Friday, January 17, 2020


Dear Great Book Guru, While attending the Sea Cliff Civic Association’s first event of 2020 - Dinner & THE DEAD - last weekend at the Metropolitan Bistro, friends at our table mentioned a recent novel they had all read. It was set in the future but had strange medieval overtones. Any thoughts?                  Reader at the Feast

Dear Reader at the Feast, I was at Dinner & THE DEAD too and it was a magnificent evening. Kudos to Fred Stroppel and Dan DiPietro, the fine cast of actors and singers, Billy and Anita Long of the Metropolitan Bistro and Sleepy Jean’s delectable desserts.  Robert Harris’s THE SECOND SLEEP is a strange tale of life in England set eight hundred years in the future, but in its very first pages we are led to believe we are in the Middle Ages. The church rules every aspect of life… and life is very harsh. There is no electricity, food is scarce, and the life span is short with people typically dying in their fifties.  We soon realize an apocalyptic event or series of events has ended civilization as we know it.

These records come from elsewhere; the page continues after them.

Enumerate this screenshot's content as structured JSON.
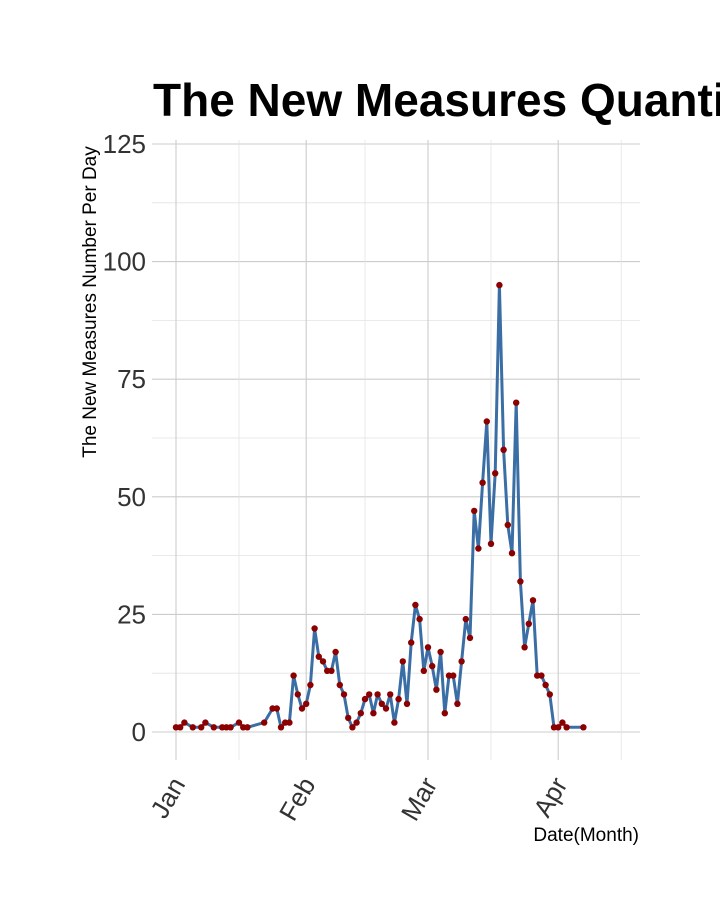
{
  "chart_data": {
    "type": "line",
    "title": "The New Measures Quantity Per Day",
    "xlabel": "Date(Month)",
    "ylabel": "The New Measures Number Per Day",
    "x_ticks": [
      "Jan",
      "Feb",
      "Mar",
      "Apr"
    ],
    "y_ticks": [
      "0",
      "25",
      "50",
      "75",
      "100",
      "125"
    ],
    "ylim": [
      0,
      125
    ],
    "xlim": [
      "2020-01-01",
      "2020-04-30"
    ],
    "grid": true,
    "line_color": "#3a6ea5",
    "point_color": "#8b0000",
    "series": [
      {
        "x": [
          "2020-01-01",
          "2020-01-02",
          "2020-01-03",
          "2020-01-05",
          "2020-01-07",
          "2020-01-08",
          "2020-01-10",
          "2020-01-12",
          "2020-01-13",
          "2020-01-14",
          "2020-01-16",
          "2020-01-17",
          "2020-01-18",
          "2020-01-22",
          "2020-01-24",
          "2020-01-25",
          "2020-01-26",
          "2020-01-27",
          "2020-01-28",
          "2020-01-29",
          "2020-01-30",
          "2020-01-31",
          "2020-02-01",
          "2020-02-02",
          "2020-02-03",
          "2020-02-04",
          "2020-02-05",
          "2020-02-06",
          "2020-02-07",
          "2020-02-08",
          "2020-02-09",
          "2020-02-10",
          "2020-02-11",
          "2020-02-12",
          "2020-02-13",
          "2020-02-14",
          "2020-02-15",
          "2020-02-16",
          "2020-02-17",
          "2020-02-18",
          "2020-02-19",
          "2020-02-20",
          "2020-02-21",
          "2020-02-22",
          "2020-02-23",
          "2020-02-24",
          "2020-02-25",
          "2020-02-26",
          "2020-02-27",
          "2020-02-28",
          "2020-02-29",
          "2020-03-01",
          "2020-03-02",
          "2020-03-03",
          "2020-03-04",
          "2020-03-05",
          "2020-03-06",
          "2020-03-07",
          "2020-03-08",
          "2020-03-09",
          "2020-03-10",
          "2020-03-11",
          "2020-03-12",
          "2020-03-13",
          "2020-03-14",
          "2020-03-15",
          "2020-03-16",
          "2020-03-17",
          "2020-03-18",
          "2020-03-19",
          "2020-03-20",
          "2020-03-21",
          "2020-03-22",
          "2020-03-23",
          "2020-03-24",
          "2020-03-25",
          "2020-03-26",
          "2020-03-27",
          "2020-03-28",
          "2020-03-29",
          "2020-03-30",
          "2020-03-31",
          "2020-04-01",
          "2020-04-02",
          "2020-04-03",
          "2020-04-07"
        ],
        "values": [
          1,
          1,
          2,
          1,
          1,
          2,
          1,
          1,
          1,
          1,
          2,
          1,
          1,
          2,
          5,
          5,
          1,
          2,
          2,
          12,
          8,
          5,
          6,
          10,
          22,
          16,
          15,
          13,
          13,
          17,
          10,
          8,
          3,
          1,
          2,
          4,
          7,
          8,
          4,
          8,
          6,
          5,
          8,
          2,
          7,
          15,
          6,
          19,
          27,
          24,
          13,
          18,
          14,
          9,
          17,
          4,
          12,
          12,
          6,
          15,
          24,
          20,
          47,
          39,
          53,
          66,
          40,
          55,
          95,
          60,
          44,
          38,
          70,
          32,
          18,
          23,
          28,
          12,
          12,
          10,
          8,
          1,
          1,
          2,
          1,
          1
        ]
      }
    ]
  }
}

In the story, young priest Christopher Fairfax travels to a remote rural village in Britain to preside over the burial of the local pastor. He soon unearths a collection of artifacts the man had hidden - lots of plastic, an iPhone, smashed TVs, human bones.  He is baffled by this assortment and sets out to unravel the mystery of humankind’s past and present. A terrifying take on how fragile the veneers of civilization are - recommended!